Stripers up to 20 pounds inhaled Darr's creations. Stripers give Darr and his limber fly rod all the fight he can handle. Among the anglers in the fishing-party cove, Darr has caught more stripers than anyone. But not every trip.

"They're finicky fish," he said. Some trips stripers are surfacing all around his boat and they never touch his mini shad flies. Other trips he boats three or four big ones, along with white bass and an occasional black bass.

Sometimes a fisherman will luck into a striper with a crank bait or spoon, but Darr's flies are the ticket. That's unusual at Beaver Lake, Stein said.

"It really is because you think of striper fishing and you think of using big gizzard for bait," Stein said. Gizzard shad grow up to a foot long, way bigger than threadfin shad. A lot of striper guides use gizzard shad to help their clients catch fish.

Stein looked at a picture of Darr's teeny shad fly.

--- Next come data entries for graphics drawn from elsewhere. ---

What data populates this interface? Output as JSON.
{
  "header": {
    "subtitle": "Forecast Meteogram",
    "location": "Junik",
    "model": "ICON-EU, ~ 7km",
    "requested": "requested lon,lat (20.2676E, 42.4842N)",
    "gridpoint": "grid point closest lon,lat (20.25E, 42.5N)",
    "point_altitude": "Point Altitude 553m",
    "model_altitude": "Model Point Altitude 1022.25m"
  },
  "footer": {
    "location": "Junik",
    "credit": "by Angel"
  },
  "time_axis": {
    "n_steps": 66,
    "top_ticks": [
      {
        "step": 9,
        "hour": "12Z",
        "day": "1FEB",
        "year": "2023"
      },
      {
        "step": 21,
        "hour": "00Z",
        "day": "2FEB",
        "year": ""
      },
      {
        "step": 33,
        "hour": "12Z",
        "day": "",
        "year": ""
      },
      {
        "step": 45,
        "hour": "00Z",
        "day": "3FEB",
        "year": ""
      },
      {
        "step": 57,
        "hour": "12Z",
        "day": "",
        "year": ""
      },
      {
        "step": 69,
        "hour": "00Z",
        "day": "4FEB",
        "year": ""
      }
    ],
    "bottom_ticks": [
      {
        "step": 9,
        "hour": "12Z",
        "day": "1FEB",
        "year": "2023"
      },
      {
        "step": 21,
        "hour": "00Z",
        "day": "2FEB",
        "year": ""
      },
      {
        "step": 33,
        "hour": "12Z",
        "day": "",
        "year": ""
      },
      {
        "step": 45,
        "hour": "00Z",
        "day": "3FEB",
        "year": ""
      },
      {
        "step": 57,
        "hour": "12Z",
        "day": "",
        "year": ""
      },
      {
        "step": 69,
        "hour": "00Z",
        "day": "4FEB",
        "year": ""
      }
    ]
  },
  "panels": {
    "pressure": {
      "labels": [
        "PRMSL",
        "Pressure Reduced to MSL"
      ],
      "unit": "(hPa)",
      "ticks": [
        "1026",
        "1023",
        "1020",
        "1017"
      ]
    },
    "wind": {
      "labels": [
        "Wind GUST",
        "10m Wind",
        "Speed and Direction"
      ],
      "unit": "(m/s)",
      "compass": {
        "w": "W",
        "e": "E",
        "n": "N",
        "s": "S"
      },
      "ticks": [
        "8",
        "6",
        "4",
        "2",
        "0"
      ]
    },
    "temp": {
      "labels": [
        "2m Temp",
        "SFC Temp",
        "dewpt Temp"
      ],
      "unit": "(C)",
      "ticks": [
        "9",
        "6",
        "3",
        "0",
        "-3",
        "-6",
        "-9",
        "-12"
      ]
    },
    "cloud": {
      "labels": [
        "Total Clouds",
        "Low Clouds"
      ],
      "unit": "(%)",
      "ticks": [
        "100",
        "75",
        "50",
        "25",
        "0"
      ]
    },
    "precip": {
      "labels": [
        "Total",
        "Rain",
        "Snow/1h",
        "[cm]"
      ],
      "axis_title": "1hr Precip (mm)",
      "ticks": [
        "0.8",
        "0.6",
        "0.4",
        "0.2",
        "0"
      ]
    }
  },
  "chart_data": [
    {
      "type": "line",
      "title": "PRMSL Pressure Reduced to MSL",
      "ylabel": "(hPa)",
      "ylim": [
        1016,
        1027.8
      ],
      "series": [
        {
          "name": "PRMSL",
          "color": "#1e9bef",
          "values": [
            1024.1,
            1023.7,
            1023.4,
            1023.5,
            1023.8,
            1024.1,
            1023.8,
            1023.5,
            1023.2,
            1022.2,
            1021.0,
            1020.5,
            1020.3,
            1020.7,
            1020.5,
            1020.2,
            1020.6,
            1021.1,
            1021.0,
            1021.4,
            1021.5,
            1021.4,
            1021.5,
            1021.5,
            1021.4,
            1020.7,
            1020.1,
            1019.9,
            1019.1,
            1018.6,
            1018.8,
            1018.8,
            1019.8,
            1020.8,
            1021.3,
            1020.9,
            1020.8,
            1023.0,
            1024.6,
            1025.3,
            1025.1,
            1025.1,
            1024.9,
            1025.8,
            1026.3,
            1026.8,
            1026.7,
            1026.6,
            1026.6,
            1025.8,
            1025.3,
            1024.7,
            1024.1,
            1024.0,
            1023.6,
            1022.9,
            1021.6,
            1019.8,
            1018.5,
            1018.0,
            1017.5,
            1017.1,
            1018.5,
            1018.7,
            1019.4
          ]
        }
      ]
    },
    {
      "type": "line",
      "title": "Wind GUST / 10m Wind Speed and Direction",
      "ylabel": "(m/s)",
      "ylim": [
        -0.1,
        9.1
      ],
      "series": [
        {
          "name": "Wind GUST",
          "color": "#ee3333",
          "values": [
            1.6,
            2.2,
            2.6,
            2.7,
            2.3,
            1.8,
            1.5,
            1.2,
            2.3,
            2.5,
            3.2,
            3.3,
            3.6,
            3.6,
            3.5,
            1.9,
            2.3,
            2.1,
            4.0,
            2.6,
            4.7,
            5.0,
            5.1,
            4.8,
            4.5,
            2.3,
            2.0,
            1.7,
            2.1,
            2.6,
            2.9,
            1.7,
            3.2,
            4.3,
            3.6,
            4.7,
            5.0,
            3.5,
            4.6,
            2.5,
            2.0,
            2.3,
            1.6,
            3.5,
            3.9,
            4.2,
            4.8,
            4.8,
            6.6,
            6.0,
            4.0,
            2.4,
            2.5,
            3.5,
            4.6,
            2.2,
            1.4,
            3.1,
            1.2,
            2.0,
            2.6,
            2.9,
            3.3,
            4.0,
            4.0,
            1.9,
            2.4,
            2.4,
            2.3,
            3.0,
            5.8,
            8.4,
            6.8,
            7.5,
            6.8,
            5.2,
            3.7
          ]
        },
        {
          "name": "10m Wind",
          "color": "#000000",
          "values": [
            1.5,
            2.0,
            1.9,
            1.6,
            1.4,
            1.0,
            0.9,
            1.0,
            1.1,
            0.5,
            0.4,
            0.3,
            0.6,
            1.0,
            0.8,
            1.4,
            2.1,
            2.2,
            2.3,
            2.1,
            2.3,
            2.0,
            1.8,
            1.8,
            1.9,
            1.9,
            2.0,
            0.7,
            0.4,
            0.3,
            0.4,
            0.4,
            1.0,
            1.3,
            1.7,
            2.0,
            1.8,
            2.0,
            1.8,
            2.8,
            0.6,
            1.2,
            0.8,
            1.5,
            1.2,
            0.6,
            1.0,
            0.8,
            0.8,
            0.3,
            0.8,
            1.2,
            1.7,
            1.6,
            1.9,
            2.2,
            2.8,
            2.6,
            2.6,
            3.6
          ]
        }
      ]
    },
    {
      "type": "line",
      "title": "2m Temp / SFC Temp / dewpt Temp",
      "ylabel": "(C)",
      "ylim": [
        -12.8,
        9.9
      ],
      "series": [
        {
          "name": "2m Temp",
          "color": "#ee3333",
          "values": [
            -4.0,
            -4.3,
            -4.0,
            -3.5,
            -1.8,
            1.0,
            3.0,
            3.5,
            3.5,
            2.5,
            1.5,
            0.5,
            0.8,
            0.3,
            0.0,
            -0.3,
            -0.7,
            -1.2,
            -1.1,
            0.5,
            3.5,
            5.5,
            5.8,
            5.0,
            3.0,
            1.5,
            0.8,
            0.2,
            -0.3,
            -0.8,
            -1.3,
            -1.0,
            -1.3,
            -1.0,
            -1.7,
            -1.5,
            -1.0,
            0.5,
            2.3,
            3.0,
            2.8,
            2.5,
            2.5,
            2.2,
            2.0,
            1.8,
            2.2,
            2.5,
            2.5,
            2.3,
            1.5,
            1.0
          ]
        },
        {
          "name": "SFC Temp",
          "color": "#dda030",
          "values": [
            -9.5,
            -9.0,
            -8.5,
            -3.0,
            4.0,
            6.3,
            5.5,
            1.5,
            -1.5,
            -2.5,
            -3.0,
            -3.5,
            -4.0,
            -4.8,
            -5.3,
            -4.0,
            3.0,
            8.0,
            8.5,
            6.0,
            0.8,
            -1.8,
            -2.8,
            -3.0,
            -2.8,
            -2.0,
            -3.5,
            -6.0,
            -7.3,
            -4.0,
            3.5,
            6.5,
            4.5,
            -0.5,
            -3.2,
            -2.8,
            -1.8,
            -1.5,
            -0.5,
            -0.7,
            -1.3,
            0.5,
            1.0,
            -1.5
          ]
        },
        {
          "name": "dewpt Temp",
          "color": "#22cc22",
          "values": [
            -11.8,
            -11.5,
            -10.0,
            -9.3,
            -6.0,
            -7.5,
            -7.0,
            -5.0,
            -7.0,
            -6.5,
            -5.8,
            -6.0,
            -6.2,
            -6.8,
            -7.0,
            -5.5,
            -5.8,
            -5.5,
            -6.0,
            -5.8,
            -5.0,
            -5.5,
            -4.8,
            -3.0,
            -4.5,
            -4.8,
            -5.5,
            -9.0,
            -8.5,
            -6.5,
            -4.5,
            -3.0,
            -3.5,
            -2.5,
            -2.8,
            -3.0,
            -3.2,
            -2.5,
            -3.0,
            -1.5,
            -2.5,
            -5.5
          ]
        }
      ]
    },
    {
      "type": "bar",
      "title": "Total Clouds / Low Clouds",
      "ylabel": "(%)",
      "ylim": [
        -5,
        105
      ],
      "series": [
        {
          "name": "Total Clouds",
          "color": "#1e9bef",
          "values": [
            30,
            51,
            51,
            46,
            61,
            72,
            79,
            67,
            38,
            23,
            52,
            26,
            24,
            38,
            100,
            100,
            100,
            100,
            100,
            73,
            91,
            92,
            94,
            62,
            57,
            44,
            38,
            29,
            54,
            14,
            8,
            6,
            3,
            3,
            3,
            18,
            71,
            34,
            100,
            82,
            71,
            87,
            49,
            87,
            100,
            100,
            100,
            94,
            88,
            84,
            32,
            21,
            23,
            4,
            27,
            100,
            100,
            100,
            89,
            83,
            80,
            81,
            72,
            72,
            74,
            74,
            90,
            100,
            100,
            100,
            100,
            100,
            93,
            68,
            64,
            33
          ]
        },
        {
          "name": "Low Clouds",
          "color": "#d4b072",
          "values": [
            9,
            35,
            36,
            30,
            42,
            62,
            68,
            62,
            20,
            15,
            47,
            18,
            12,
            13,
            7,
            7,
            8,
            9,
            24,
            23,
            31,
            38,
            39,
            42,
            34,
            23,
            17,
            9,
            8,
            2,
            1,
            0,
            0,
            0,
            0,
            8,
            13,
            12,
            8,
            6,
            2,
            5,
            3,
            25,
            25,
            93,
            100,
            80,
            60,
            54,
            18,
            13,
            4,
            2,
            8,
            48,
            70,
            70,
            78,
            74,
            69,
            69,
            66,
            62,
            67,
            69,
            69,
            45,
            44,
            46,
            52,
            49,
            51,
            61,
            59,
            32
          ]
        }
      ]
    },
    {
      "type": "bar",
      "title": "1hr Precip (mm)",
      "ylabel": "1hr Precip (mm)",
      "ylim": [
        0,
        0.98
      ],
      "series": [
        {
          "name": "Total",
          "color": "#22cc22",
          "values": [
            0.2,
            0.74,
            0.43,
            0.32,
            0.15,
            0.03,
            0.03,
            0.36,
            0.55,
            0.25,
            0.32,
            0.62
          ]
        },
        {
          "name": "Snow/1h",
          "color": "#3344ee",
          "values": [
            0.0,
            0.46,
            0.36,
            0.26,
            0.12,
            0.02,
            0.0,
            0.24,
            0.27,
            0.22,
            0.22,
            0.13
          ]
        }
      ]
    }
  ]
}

"What that imitates is shad that just hatched this summer," Stein said. There are tons of them, the biologist explained, because the lake level was high and the shad spawn was excellent.

So was the spawn for largemouth bass and other game fish, he added.

That's not to say stripers won't still eat big bait or lures. It's just that the lake is full of little shad right now. Stripers and other species are gorging on them.

The shad spawn was excellent, but striped bass don't spawn at all in Beaver Lake. They're stocked. Stripers need a river environment to spawn naturally, Stein explained. Their eggs have to stay suspended in a current for a period of time and not touch bottom. There isn't enough current in Beaver Lake for stripers to spawn.

So the Arkansas Game and Fish Commission stocks 200,000 fingerling stripers at Beaver Lake each year. Not all grow into adult stripers. Bigger fish eat a lot of the fingerlings.

At Beaver Lake, striped bass must be 20 inches or longer to keep. The daily limit is three. It takes two years for a fingerling to reach 20 inches, Stein said.

When they're biting, the party's on.